The Typical Response: Either refusing to play (and getting passed over) or playing reluctantly (and hating yourself).
M.A.'s Approach:
Here's where M.A. gets interesting. He was emperor—he understood power. But he wrote: "Ambition means tying your well-being to what other people say or do. Sanity means tying it to your own actions" (Aurelius 6.51).
He wouldn't tell you to ignore reality. Building relationships isn't corrupt. Making your work visible isn't shallow. The question is: Are you compromising your principles to get ahead?
M.A. survived the most dangerous political environment imaginable—the Roman court—by staying true to himself while being strategically sharp. Build real relationships. Advocate for yourself without tearing others down.
The key is motivation. Are you chasing advancement because you're insecure? Or because you genuinely want more impact?
"How much more grievous are the consequences of anger than the causes of it" (Aurelius 11.18). Don't let office politics make you angry or anxious. Play the game only when it serves your real purpose—never at the cost of who you are.
The Bottom Line
Workplace drama feeds on our belief that outside stuff controls our happiness. Your coworker's behavior, your boss's opinion, your team's dysfunction—we think these things can ruin everything.
But the stoics understood something powerful: these events are neutral. Our judgments about them create our suffering.

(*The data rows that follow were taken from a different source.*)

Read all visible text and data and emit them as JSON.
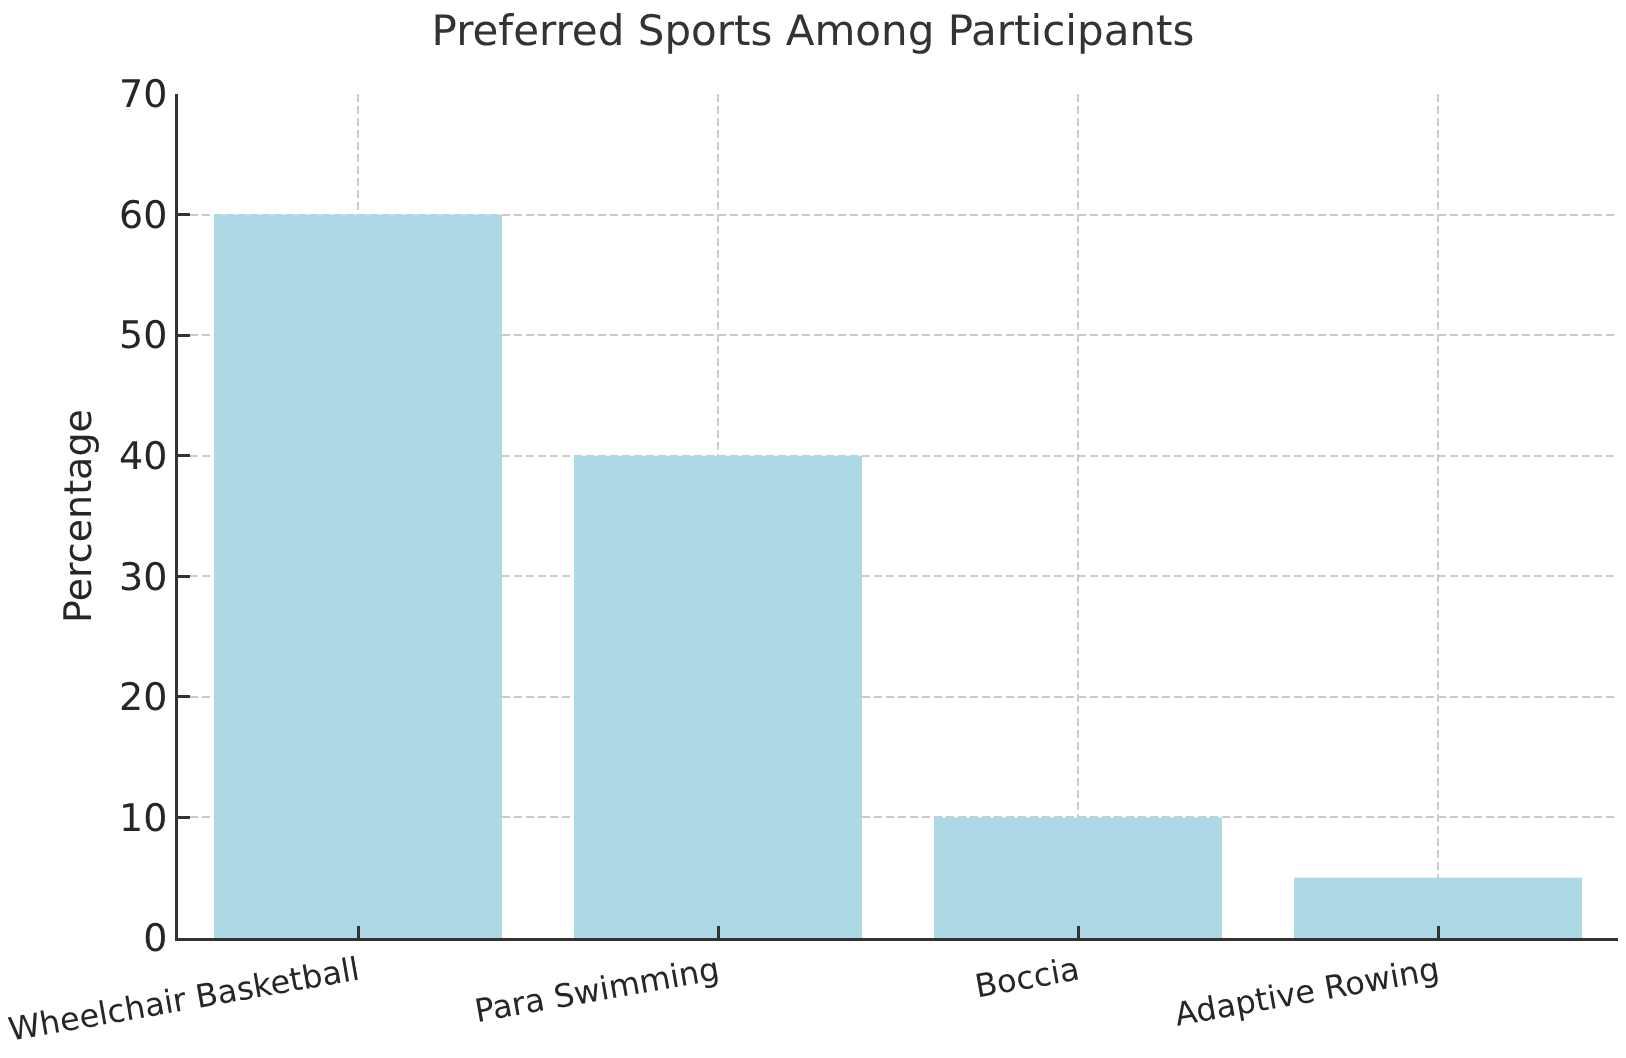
{
  "chart_data": {
    "type": "bar",
    "title": "Preferred Sports Among Participants",
    "ylabel": "Percentage",
    "categories": [
      "Wheelchair Basketball",
      "Para Swimming",
      "Boccia",
      "Adaptive Rowing"
    ],
    "values": [
      60,
      40,
      10,
      5
    ],
    "color": "#add8e6",
    "ylim": [
      0,
      70
    ],
    "yticks": [
      0,
      10,
      20,
      30,
      40,
      50,
      60,
      70
    ],
    "grid": true
  }
}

This doesn't mean accepting abuse or staying in toxic situations. It means recognizing that your core—your principles, your peace, your purpose—can't be touched by office nonsense, unless you allow it.
Do excellent work. Treat people with respect. Stand up for yourself calmly. Set clear boundaries. And remember that no job, no matter how impressive, is worth losing yourself.
As M.A. wrote: "At dawn, when you have trouble getting out of bed, tell yourself: 'I have to go to work—as a human being. What do I have to complain of, if I'm going to do what I was born for—the things I was brought into the world to do?'" (Aurelius 5.1).
Even surrounded by workplace squabbles, you're still practicing something bigger: being the person you want to be. That was enough for an emperor. It's enough for us, too.
Works Cited
Aurelius, Marcus. Meditations. Translated by Gregory Hays, Modern Library, 2002.